The last two stories in this issue are SF pieces. "Last Contact" by Peter Andrews is told in a classic style, stringing together several articles, interviews and genuine prose to tell the story of Warren Emerson's life after being contacted by alien life. I particularly liked how attitudes and perspectives changed from the first FBI interview to the last, questionable speech. While not one of those stories that blows your mind, there's a certain "Stranger in a Strange Land" commingling of ideas that makes this a good read. 

"Problem in Logic" by Barton Paul Levenson takes a huge misstep about the military robot programmed with Asimov's Laws of Robotics. One of the story's characters says it best: "Asimov's Laws are science-fiction stuff; he introduced them to put a problem in logic in each of his robot stories." That Levenson uses the First Law here, regarding how a robot will not harm a human through action or inaction, improperly during a school demonstration forgets the other two laws regarding obeying commands and self-protection. The part that's left out is where the robot would follow those two laws so long as there is no conflict with the First Law. Asimov repeatedly demonstrated the Three Laws of Robotics in similar fashion to Levenson; in a situation where a robot could prevent injury to many humans by injuring (no matter how slight) a single human, the robot did nothing rather than break the First Law. Levenson rightly includes the philosophical debate about how harm to few outweighs the harm to many, yet it does nothing to make the transition from obeying the First Law to breaking it seem like a logical step. Perhaps it's my immersion as a younger reader in Asimov's tales where the logical flaws in the Laws of Robotics took chapters to define, but I feel Levenson expected the readers to suspend their disbelief a little too much to make this story's conclusion work. 

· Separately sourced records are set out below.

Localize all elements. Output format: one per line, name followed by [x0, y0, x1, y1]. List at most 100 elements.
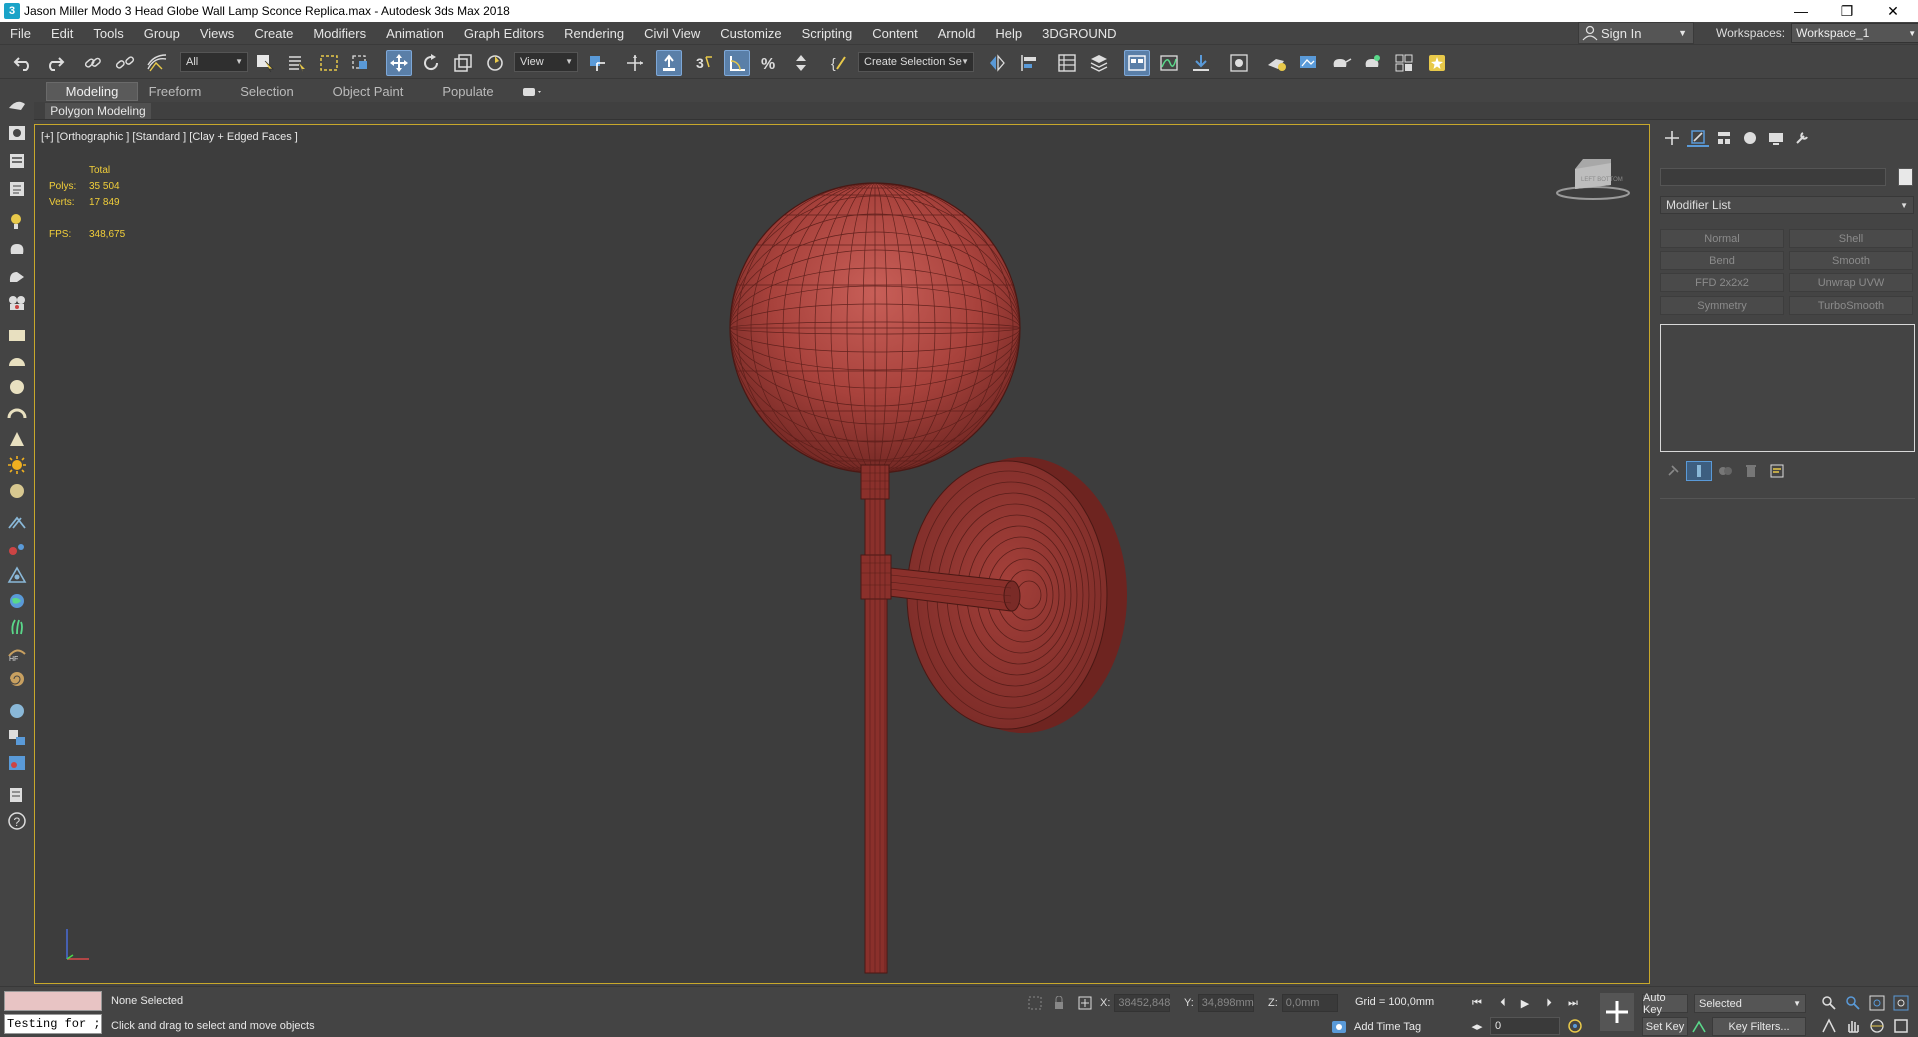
- a360-render-button[interactable]: [1392, 50, 1418, 76]
- display-tab-icon[interactable]: [1765, 129, 1787, 147]
- polygon-modeling-panel[interactable]: Polygon Modeling: [45, 103, 151, 119]
- window-crossing-button[interactable]: [348, 50, 374, 76]
- menu-help[interactable]: Help: [985, 26, 1032, 41]
- tab-modeling[interactable]: Modeling: [46, 82, 138, 101]
- viewport[interactable]: [+] [Orthographic ] [Standard ] [Clay + …: [34, 124, 1650, 984]
- render-setup-button[interactable]: [1264, 50, 1290, 76]
- rendered-frame-window-button[interactable]: [1296, 50, 1322, 76]
- modifier-button-turbosmooth[interactable]: TurboSmooth: [1789, 296, 1913, 315]
- orbit-icon[interactable]: [1866, 1017, 1888, 1035]
- bind-space-warp-button[interactable]: [144, 50, 170, 76]
- named-selection-dropdown[interactable]: Create Selection Se ▼: [858, 52, 974, 72]
- toggle-ribbon-button[interactable]: [1124, 50, 1150, 76]
- pin-stack-icon[interactable]: [1660, 461, 1686, 481]
- select-and-scale-button[interactable]: [450, 50, 476, 76]
- grass-icon[interactable]: [6, 616, 28, 638]
- tab-freeform[interactable]: Freeform: [142, 82, 208, 101]
- sun-icon[interactable]: [6, 454, 28, 476]
- minimize-button[interactable]: —: [1778, 0, 1824, 22]
- document-icon[interactable]: [6, 784, 28, 806]
- help-icon[interactable]: ?: [6, 810, 28, 832]
- select-object-button[interactable]: [252, 50, 278, 76]
- object-color-swatch[interactable]: [1898, 168, 1913, 186]
- material-editor-button[interactable]: [1226, 50, 1252, 76]
- menu-create[interactable]: Create: [244, 26, 303, 41]
- zoom-extents-icon[interactable]: [1866, 994, 1888, 1012]
- key-mode-icon[interactable]: ◂▸: [1466, 1017, 1488, 1035]
- hemisphere-icon[interactable]: [6, 350, 28, 372]
- undo-button[interactable]: [10, 50, 36, 76]
- key-filters-button[interactable]: Key Filters...: [1712, 1017, 1806, 1036]
- menu-modifiers[interactable]: Modifiers: [303, 26, 376, 41]
- workspace-select[interactable]: Workspace_1 ▼: [1791, 23, 1918, 43]
- viewcube[interactable]: LEFT BOTTOM: [1553, 155, 1633, 205]
- material-icon[interactable]: [6, 178, 28, 200]
- transform-mode-icon[interactable]: [1074, 994, 1096, 1012]
- menu-views[interactable]: Views: [190, 26, 244, 41]
- unlink-button[interactable]: [112, 50, 138, 76]
- zoom-all-icon[interactable]: [1842, 994, 1864, 1012]
- auto-key-button[interactable]: Auto Key: [1642, 992, 1688, 1016]
- field-of-view-icon[interactable]: [1818, 1017, 1840, 1035]
- tab-populate[interactable]: Populate: [434, 82, 502, 101]
- pan-hand-icon[interactable]: [1842, 1017, 1864, 1035]
- sphere-icon[interactable]: [6, 376, 28, 398]
- modifier-stack[interactable]: [1660, 324, 1915, 452]
- menu-rendering[interactable]: Rendering: [554, 26, 634, 41]
- percent-snap-button[interactable]: %: [756, 50, 782, 76]
- keyboard-shortcut-override-button[interactable]: [656, 50, 682, 76]
- scene-icon[interactable]: [6, 122, 28, 144]
- tab-object-paint[interactable]: Object Paint: [326, 82, 410, 101]
- 3dground-tool-button[interactable]: [1424, 50, 1450, 76]
- remove-modifier-icon[interactable]: [1738, 461, 1764, 481]
- current-frame-field[interactable]: 0: [1490, 1017, 1560, 1035]
- link-button[interactable]: [80, 50, 106, 76]
- modifier-button-bend[interactable]: Bend: [1660, 251, 1784, 270]
- select-manipulate-button[interactable]: [622, 50, 648, 76]
- select-by-name-button[interactable]: [284, 50, 310, 76]
- redo-button[interactable]: [42, 50, 68, 76]
- coord-z-field[interactable]: 0,0mm: [1281, 994, 1338, 1012]
- bulb-icon[interactable]: [6, 210, 28, 232]
- motion-tab-icon[interactable]: [1739, 129, 1761, 147]
- coord-x-field[interactable]: 38452,848: [1114, 994, 1171, 1012]
- teapot-icon[interactable]: [6, 238, 28, 260]
- menu-animation[interactable]: Animation: [376, 26, 454, 41]
- zoom-icon[interactable]: [1818, 994, 1840, 1012]
- dynamics-icon[interactable]: [6, 564, 28, 586]
- schematic-view-button[interactable]: [1188, 50, 1214, 76]
- menu-tools[interactable]: Tools: [83, 26, 133, 41]
- menu-3dground[interactable]: 3DGROUND: [1032, 26, 1126, 41]
- menu-civil-view[interactable]: Civil View: [634, 26, 710, 41]
- maxscript-mini-listener[interactable]: Testing for ;: [4, 1014, 102, 1034]
- play-icon[interactable]: ▶: [1514, 994, 1536, 1012]
- scene-explorer-button[interactable]: [1054, 50, 1080, 76]
- next-frame-icon[interactable]: ⏵: [1538, 994, 1560, 1012]
- sign-in-dropdown[interactable]: Sign In ▼: [1578, 22, 1694, 44]
- wave-icon[interactable]: [6, 512, 28, 534]
- go-to-start-icon[interactable]: ⏮: [1466, 994, 1488, 1012]
- set-key-button[interactable]: Set Key: [1642, 1017, 1688, 1036]
- previous-frame-icon[interactable]: ⏴: [1492, 994, 1514, 1012]
- create-tab-icon[interactable]: [1661, 129, 1683, 147]
- coord-y-field[interactable]: 34,898mm: [1197, 994, 1254, 1012]
- maxscript-mini-listener-pink[interactable]: [4, 991, 102, 1011]
- go-to-end-icon[interactable]: ⏭: [1562, 994, 1584, 1012]
- film-icon[interactable]: [6, 292, 28, 314]
- snaps-toggle-button[interactable]: 3: [692, 50, 718, 76]
- maximize-viewport-icon[interactable]: [1890, 1017, 1912, 1035]
- hierarchy-tab-icon[interactable]: [1713, 129, 1735, 147]
- pivot-center-button[interactable]: [584, 50, 610, 76]
- select-and-rotate-button[interactable]: [418, 50, 444, 76]
- mirror-button[interactable]: [984, 50, 1010, 76]
- selection-lock-icon[interactable]: [1048, 994, 1070, 1012]
- isolate-selection-icon[interactable]: [1024, 994, 1046, 1012]
- world-icon[interactable]: [6, 590, 28, 612]
- rectangular-selection-button[interactable]: [316, 50, 342, 76]
- restore-button[interactable]: ❐: [1824, 0, 1870, 22]
- configure-sets-icon[interactable]: [1764, 461, 1790, 481]
- modifier-button-normal[interactable]: Normal: [1660, 229, 1784, 248]
- set-keys-button[interactable]: [1600, 993, 1634, 1031]
- modifier-button-shell[interactable]: Shell: [1789, 229, 1913, 248]
- modifier-list-dropdown[interactable]: Modifier List ▼: [1660, 196, 1914, 214]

Like taking the very last bite of an outstandingly-prepared rib eye only to find it mostly gristle, I feel the concluding stories of this collection leave something amiss in what is otherwise a gathering of brilliantly-written speculative fiction. They can't all be gems, and one need only reread the first issue of Staffs & Starships to be reminded it is an achievement that's rarely seen. Most every collection of short fiction - whether it be an anthology or a magazine - is hit or miss. That Staffs & Starships is almost entirely hit (and bulls-eyes, to boot) proves that editors Waltz and Dryden have talent for spotting talent. This magazine comes highly recommended by your humble reviewer, who will have purchased a 4-issue-per-year subscription by the time you read these word. I hope you enjoy reading Staffs & Starships Magazine as much as I have, though there's little doubt about that.